Concluding that the current stock market correction was caused by rising interest rates is also a bit simplistic.  True, rising interest expense decreases net income, thereby making the stock less valuable.  But there is more to that.

Productivity can be defined as output per unit of input or the number of widgets produced per hour, for example.  Everyone knows that increasing productivity must be a good thing but why?  Here is the general rule:  Inflationary pressure tends to increase when wage gains or other expenses rise faster than productivity increases.  The low productivity increases since the financial crisis of 2008/9 haven’t really matter because wage gains were minimal.

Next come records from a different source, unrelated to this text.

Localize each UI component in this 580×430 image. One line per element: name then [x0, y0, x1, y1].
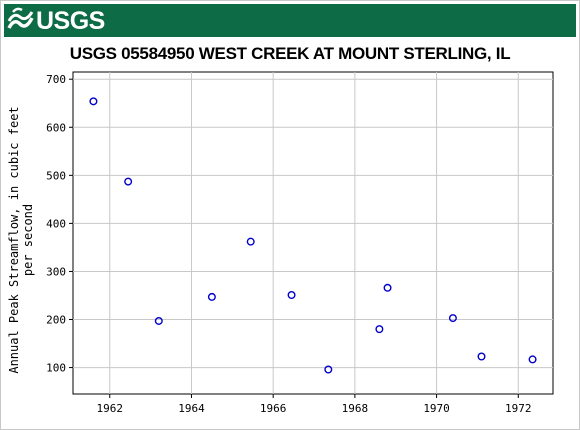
y-tick-label: 100 [46, 362, 66, 375]
data-point [324, 365, 333, 374]
y-tick-label: 600 [46, 121, 66, 134]
y-axis-label-line-2: per second [21, 204, 35, 276]
y-tick-label: 200 [46, 314, 66, 327]
grid-lines [73, 72, 553, 394]
data-point [528, 355, 537, 364]
y-tick-label: 500 [46, 169, 66, 182]
data-point [124, 177, 133, 186]
data-point [375, 325, 384, 334]
plot-area [72, 71, 554, 395]
data-point [287, 290, 296, 299]
x-tick-label: 1962 [97, 402, 124, 415]
y-axis: 100 200 300 400 500 600 700 [46, 73, 73, 375]
chart-title: USGS 05584950 WEST CREEK AT MOUNT STERLI… [69, 44, 511, 63]
data-point [154, 316, 163, 325]
usgs-logo[interactable]: USGS [4, 4, 114, 37]
y-axis-label-line-1: Annual Peak Streamflow, in cubic feet [7, 106, 21, 373]
y-tick-label: 400 [46, 217, 66, 230]
data-point [448, 314, 457, 323]
y-tick-label: 300 [46, 265, 66, 278]
x-tick-label: 1966 [260, 402, 287, 415]
x-tick-label: 1964 [178, 402, 205, 415]
data-points [89, 97, 537, 374]
usgs-banner: USGS [4, 4, 576, 37]
x-axis: 1962 1964 1966 1968 1970 1972 [97, 394, 532, 415]
data-point [207, 292, 216, 301]
usgs-logo-text: USGS [36, 7, 105, 35]
data-point [246, 237, 255, 246]
y-tick-label: 700 [46, 73, 66, 86]
data-point [383, 283, 392, 292]
data-point [477, 352, 486, 361]
x-tick-label: 1968 [342, 402, 369, 415]
x-tick-label: 1970 [423, 402, 450, 415]
data-point [89, 97, 98, 106]
usgs-wave-icon [7, 7, 34, 29]
x-tick-label: 1972 [505, 402, 532, 415]
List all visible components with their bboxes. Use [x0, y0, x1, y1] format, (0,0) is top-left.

In the past two weeks, the latest economic data shows productivity actually decreased 0.1% last month, while wage gains have been 2.9% on a year-over-year basis.  Long dormant, inflation may be rising.  In 1981, Fed Chairman Paul Volcker proved the only way to control inflation is to raise interest rates.  While the Fed was already increasing interest rates slowly, the latest data suggests the Fed may “hit the brakes” on inflation by raising rates higher and faster than the market expected.

Compounding this fear is the realization that the fiscal stimulus of the tax cut will come at exactly the wrong time, when inflation is breaking out.  This tax cut increases the urgency to increase interest rates.

A month ago, the stock market was enjoying certainty.  It does not like nor tolerate uncertainty very well!  How bad will inflation get, and how high will interest rates get ....... and when?